By focusing on high-margin liquids production, Devon Energy Corp (DVN 0.13%) has been able to consolidate around key positions with high returns while shedding low-growth, gas-weighted assets. Over the past five years Devon has underperformed the S&P 500, as low natural gas prices took a chunk out of its growth prospects -- but now that Devon is on the crude bandwagon, investors have plenty to look forward to.

Crude delivers strong free cash flow 
As Devon Energy keeps shifting its production mix toward crude, it will be able to keep generating larger and larger streams of free cash flow. From the first quarter of 2013 to the first quarter of 2014, Devon Energy increased its U.S. oil production by 56% after factoring out asset sales, which resulted in its unhedged operating margin per barrel of oil equivalent, or BOE, jumping 54%. The more cash Devon is able to pocket per BOE the better, as it can deploy that money to keep growing production, buy back shares, or increase its 1.2% dividend yield. 

In order to grow its margins and oil production by such large percentages, Devon Energy had to completely revamp its operations. To do so, Devon has been steadily divesting non-core assets, which generated $5 billion in cash that Devon was able to divert toward high-growth, liquids-rich plays. One great example of how Devon put that cash to work is its $6 billion acquisition of GeoSouthern Energy's Eagle Ford acreage. 

Through that purchase, Devon gained 53,000 boe/d of oil-weighted production, 400 million BOE in reserves, and 1,200 possible drilling locations. By spending $1.1 billion developing the Eagle Ford this year, Devon is guiding for production to average 70,000 boe/d-80,000 boe/d in 2014, growing by a 25% compounded annual rate thereafter until peaking at 140,000 boe/d.
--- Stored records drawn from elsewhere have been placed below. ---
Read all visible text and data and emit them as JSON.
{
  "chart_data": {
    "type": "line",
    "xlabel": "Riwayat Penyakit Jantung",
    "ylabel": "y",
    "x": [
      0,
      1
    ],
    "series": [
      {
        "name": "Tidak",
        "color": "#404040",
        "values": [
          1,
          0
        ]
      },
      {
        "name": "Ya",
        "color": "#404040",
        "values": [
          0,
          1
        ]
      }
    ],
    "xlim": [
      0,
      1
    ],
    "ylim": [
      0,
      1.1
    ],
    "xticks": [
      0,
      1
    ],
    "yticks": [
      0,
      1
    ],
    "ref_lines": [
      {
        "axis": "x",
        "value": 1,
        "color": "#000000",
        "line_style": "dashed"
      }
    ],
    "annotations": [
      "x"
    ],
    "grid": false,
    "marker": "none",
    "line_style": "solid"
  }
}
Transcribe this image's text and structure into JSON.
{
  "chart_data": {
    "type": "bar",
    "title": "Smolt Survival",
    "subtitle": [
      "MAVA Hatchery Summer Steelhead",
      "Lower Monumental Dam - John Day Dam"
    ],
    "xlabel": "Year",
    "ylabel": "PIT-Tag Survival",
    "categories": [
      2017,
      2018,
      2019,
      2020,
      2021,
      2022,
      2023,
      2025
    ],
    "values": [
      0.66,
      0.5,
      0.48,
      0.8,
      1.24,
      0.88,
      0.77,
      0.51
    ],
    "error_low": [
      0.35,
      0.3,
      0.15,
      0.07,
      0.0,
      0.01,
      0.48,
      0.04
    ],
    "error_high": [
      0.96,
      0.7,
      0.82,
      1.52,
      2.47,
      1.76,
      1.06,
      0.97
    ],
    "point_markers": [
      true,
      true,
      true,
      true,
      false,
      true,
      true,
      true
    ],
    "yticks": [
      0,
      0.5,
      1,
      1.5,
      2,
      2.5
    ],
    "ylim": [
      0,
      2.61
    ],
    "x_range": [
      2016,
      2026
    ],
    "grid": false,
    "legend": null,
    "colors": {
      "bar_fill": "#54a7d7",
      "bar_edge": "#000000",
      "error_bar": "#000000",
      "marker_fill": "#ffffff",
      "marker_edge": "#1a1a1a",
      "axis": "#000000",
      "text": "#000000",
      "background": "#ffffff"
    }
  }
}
As a cherry on top, Devon sees its Eagle Ford position generating $800 million in free cash flow next year. 

Now that Devon Energy has shed its slow growth assets and is growing at a faster pace through smart investments, it may be able to fetch a higher valuation. Currently, Devon trades at a trailing 12-month P/E of 19.5, while other high-flying shale players trade above that. If Devon was to trade on par with its peers, it would see its stock price significantly increase as traders factor in its recent moves.

To justify a valuation expansion, Devon is expanding on the opposite side of North America by investing in Canada's oil sands through SAGD operations.

Steam assisted growth
Stream assisted gravity drainage, or SAGD, is a form of oil extraction used in Canada's oil sands. The way SAGD works is through two different wells that run side by side, working together toward a common goal. On top is the well that injects steam into the ground, which heats up the cold bitumen (a form of oil) and allows it to flow down into the production well underneath the steam well. 

Source: Devon Energy Corp

From there a diluent is added to the bitumen to keep it in liquid form so it can flow to a processing facility that will remove impurities. By using this technology, Devon Energy Corp has been able to complete two out of three Jackfish projects up in Canada.

Jackfish 1, 2, and now 3
The Jackfish 1, 2, and 3, are three identical operations that each use SAGD technology to target ~300 million barrels of oil per project, with the peak production capacity of each project being 35,000 gross barrels of oil per day. 

Last quarter, Devon Energy reported that its Jackfish 1 and 2 projects were pumping out 9% more crude versus the same quarter last year. Jackfish 1 came online in December 2007 and is now outperforming its own peak capacity. Sometime in the third quarter of 2014, the third Jackfish project is going to be brought online. By bringing the third installment of this SAGD project online, net oil production from these three projects will grow from 47,000 bpd-52,000 bpd this year to 77,000 bpd-82,000 bpd by 2016.

It's important to note when these projects start up, as it takes a few years to reach peak production, but once they do strong free cash flow ensues. Free cash flow from the Jackfish projects is guided to grow from under $200 million this year to over $1 billion by 2016. That would be a huge catalyst for Devon and will allow it to invest in future free cash flow generating projects.

Foolish conclusion
By investing in oil plays, from Canada's oil sands to the Eagle Ford shale, Devon Energy has boosted its margins and substantially padded its free cash flow streams. As Devon keeps focusing on oil-weighted plays it will begin to see a valuation expansion as it trades more in line with its peers. On top of that, huge streams of free cash flow that can be used to increase its dividend, buy back shares, or purchase more oil production will help keep Devon's recent rally alive. Devon's stock price may have jumped ~26% this year, but that doesn't mean the rally has run out of steam just yet.